|
77. Muhammad ibn Khazim1
Ia dikenal dengan sebutan Abu Mu'awiyah adh-Dharir.
Menurut adh-Dzahabi, ia termasuk salah seorang pemuka agama
yang 'alim dan tsiqat. Tak seorang pun memalingkan muka
darinya. Imam Nasa'i memandangnya tsiqat. Demikian pula
'Ajli dan Ibn Sa'ad. Abu Hatim berkata: "Perawi yang paling
dipercaya dari sumber A'masy adalah Sufyan, kemudian Abu
Mu'awiyah." Hal serupa dikatakan oleh Yahya ibn Mu'in.
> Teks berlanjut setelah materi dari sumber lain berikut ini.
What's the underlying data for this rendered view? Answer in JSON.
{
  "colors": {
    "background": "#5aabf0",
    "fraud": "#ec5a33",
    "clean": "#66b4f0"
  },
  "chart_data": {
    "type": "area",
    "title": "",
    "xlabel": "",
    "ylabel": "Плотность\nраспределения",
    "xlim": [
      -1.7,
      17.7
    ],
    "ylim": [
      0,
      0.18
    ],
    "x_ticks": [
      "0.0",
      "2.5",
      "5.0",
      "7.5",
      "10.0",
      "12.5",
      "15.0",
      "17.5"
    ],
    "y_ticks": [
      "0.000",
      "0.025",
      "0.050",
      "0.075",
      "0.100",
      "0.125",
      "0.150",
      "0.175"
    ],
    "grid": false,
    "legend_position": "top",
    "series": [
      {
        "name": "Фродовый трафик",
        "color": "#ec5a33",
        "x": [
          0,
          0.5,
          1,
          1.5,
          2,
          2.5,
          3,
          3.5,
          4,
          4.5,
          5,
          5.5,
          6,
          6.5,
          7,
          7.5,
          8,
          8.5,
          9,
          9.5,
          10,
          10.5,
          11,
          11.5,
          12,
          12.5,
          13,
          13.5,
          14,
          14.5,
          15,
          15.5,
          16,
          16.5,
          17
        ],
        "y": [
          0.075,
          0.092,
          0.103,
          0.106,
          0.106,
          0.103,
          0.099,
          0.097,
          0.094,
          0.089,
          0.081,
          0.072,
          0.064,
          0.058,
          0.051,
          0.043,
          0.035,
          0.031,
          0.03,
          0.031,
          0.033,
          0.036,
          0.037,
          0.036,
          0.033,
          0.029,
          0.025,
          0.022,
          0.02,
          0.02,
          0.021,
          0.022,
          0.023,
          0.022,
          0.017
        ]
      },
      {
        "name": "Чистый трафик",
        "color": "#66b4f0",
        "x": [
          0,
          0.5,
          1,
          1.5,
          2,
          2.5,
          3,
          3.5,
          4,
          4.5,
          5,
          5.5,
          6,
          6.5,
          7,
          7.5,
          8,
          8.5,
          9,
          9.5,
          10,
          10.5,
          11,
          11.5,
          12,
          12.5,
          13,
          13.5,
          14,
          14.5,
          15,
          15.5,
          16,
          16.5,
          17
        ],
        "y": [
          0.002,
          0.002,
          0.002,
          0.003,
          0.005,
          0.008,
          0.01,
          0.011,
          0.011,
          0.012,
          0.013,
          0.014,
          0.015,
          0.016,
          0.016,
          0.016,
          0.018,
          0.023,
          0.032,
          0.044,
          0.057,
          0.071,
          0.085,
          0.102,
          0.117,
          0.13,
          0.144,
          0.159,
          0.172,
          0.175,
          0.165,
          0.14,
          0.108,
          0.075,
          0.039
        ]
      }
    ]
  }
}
Ibn Kharasy berkata: "Hadits Abu Mu'awiyah yang tidak
berasal dari A'masy masih diragukan. Hal yang sama dikatakan
oleh 'Abdullah ibn Ahmad melalui riwayat ayahnya. Karena
itu, Imam Bukhari tidak menerima hadits Abu Mu'awiah,
kecuali yang bersumber dari A'masy. Adapun haditsnya yang
tidak bersumber dari A'masy, Bukhari meriwayatkannya sebagai
pendukung saja, artinya, dengan disertai oleh perawi-perawi
lain yang dianggap tsiqat. Ibn Hajar berkata, "Bukhari tidak
berhujjah dengan hadits Abu Mu'awiyah yang tidak berasal
dari A'masy." Bukhari juga meriwayatkan haditsnya yang
bersumber dari Hisyam ibn 'Urwah. Akan tetapi hadits-hadits
tersebut sebagai pendukung semata.
Mengenai pernyataan Hakim bahwa dia menyatakan
dukungannya kepada 'Ali secara berlebih-lebiban, atau
pernyataan Abu Dawud bahwa ia menganut paham Murji'ah, semua
itu dipandang ulama hadits sebagai bid'ah yang tidak merusak
sifat adil dan kehujjahan haditsnya, sebab ia dikenal
sebagai orang yang jujur, amanah dan tidak menghalalkan
dusta untuk menguatkan madzhabnya. Sebab itu, ulama hadits
hanya mengecam dia dari sudut pencampuradukkan (tadlis) yang
terdapat dalam beberapa haditsnya yang tidak bersumber dari
A'masy. Untuk itu, ulama hadits menjauhinya jika tidak
didukung oleh perawi-perawi lain yang tsiqat. Di sini kita
melihat bukti lain dari kejujuran ulama Sunni. Mereka
menjauhkan diri dari dorongan hawa nafsu dan fanatisme.
Catatan kaki:
1 Hadi as-Sari, 2/206;
Tahdzib at-Tahdzib, 9/137; Mizan al-I'tidal, 4/575.